A metáfora do “cavalo de Troia”, uma referência à astúcia e ao engano, é utilizada na política moderna de várias maneiras. Uma das mais intrigantes e potencialmente devastadoras é a infiltração de um líder em um partido político. Um líder infiltrado, semelhante ao cavalo de Troia clássico, entra no partido com uma agenda oculta, pretendendo subverter a organização por dentro. Tentemos explorar um pouco as táticas, as motivações e as consequências dessa prática na política contemporânea.


Para que seja operada, a infiltração de um líder em um partido político exige um processo meticuloso e bem planejado, às vezes, de longo prazo. O primeiro passo, é o líder se afastar de suas origens, percorrendo um caminho de neutralidade para não assustar seus possíveis novos companheiros. Como se trata de movimento consentido ou mesmo articulado por líder superior, os antigos partidários sequer denotam algum dissabor.


O segundo passo é o infiltrado se apresentar como um admirador genuíno do novo partido, alinhando-se publicamente com a ideologia e os objetivos da organização. Seu comportamento fraterno garante a confiança dos novos companheiros de modo que ele possa acessar informações, influenciar decisões internas e construir com os aliados que carrega, uma rede de apoiadores dentro do partido.


Somente depois de consolidado e em posição de mando e representação, é que o líder infiltrado inicia a terceira fase de sua estratégia – a subversão, ou seja, a promoção de políticas que, superficialmente, parecem beneficiar o partido, mas que gradualmente minam sua base, substitui velhas lideranças e desviam o partido de seus objetivos fundamentais. Se, paralelamente, ele consegue fomentar divisões internas, incentivando conflitos entre membros do partido, na base do dividir para governar, o partido fica ainda mais vulnerável e praticamente implora por sua arbitragem.

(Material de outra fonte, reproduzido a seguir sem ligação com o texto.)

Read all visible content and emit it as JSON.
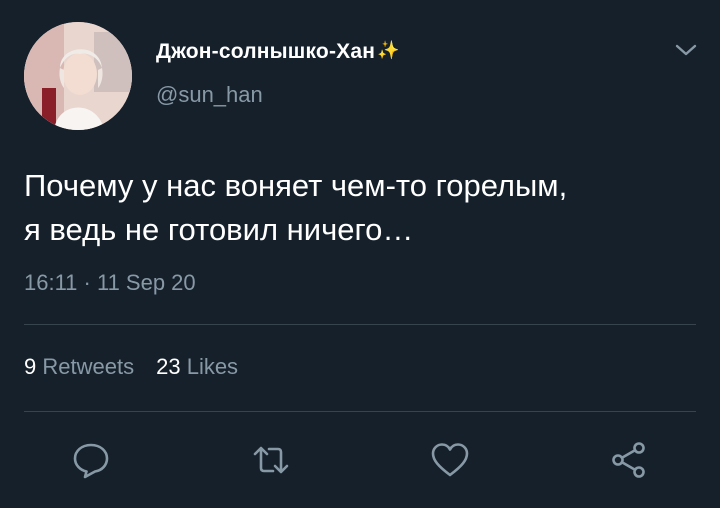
{
  "user": {
    "display_name": "Джон-солнышко-Хан",
    "name_emoji": "✨",
    "handle": "@sun_han"
  },
  "tweet": {
    "text_line1": "Почему у нас воняет чем-то горелым,",
    "text_line2": "я ведь не готовил ничего…",
    "timestamp": "16:11 · 11 Sep 20"
  },
  "stats": {
    "retweets_count": "9",
    "retweets_label": "Retweets",
    "likes_count": "23",
    "likes_label": "Likes"
  },
  "actions": {
    "reply_icon": "reply-icon",
    "retweet_icon": "retweet-icon",
    "like_icon": "heart-icon",
    "share_icon": "share-icon"
  },
  "colors": {
    "background": "#15202b",
    "text_primary": "#ffffff",
    "text_secondary": "#8899a6",
    "divider": "#38444d"
  }
}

Entre as razões da infiltração, além da ambição pelo poder, está a necessidade de recuperação da credibilidade de líderes e pautas caídas em desgraça. Imagine um partido que por desgraça revelada em escândalos de corrupção, desvio, enriquecimento ilícito etc., veja sua pauta revolucionária ir para o brejo. Talvez seja mais fácil para sua volta ao cenário de modo aceitável, ao invés de purgar sua pena política e passar por longo ostracismo, infiltrar-se em uma nova sigla e dominá-la por dentro, transformando sua essência, solapando suas virtudes, alterando sua natureza. 


Outra espécie de “cavalo de Troia” é a infiltração ideológica. Imagine uma liderança ou um grupo que, publicamente emblematizado de modo nocivo ou contrário à maioria, resolva insidiosamente ser protagonista na vida política. Seu líder não precisa, como anteriormente, ser ele mesmo alçado à proeminência e à representação política, basta que o novo partido assuma, ainda que aos poucos, sua agenda sociopolítica. É uma espécie de militância consentida, já que aparentemente o poder não está sob ameaça. A convivência com os contrários, muitas vezes, enganosamente comunicada como democrática, na verdade é fraqueza de princípios e abandono ideológico. A surpresa virá quando os líderes forem traídos de baixo para cima num levante que eles próprios ajudaram a construir com seu descaso.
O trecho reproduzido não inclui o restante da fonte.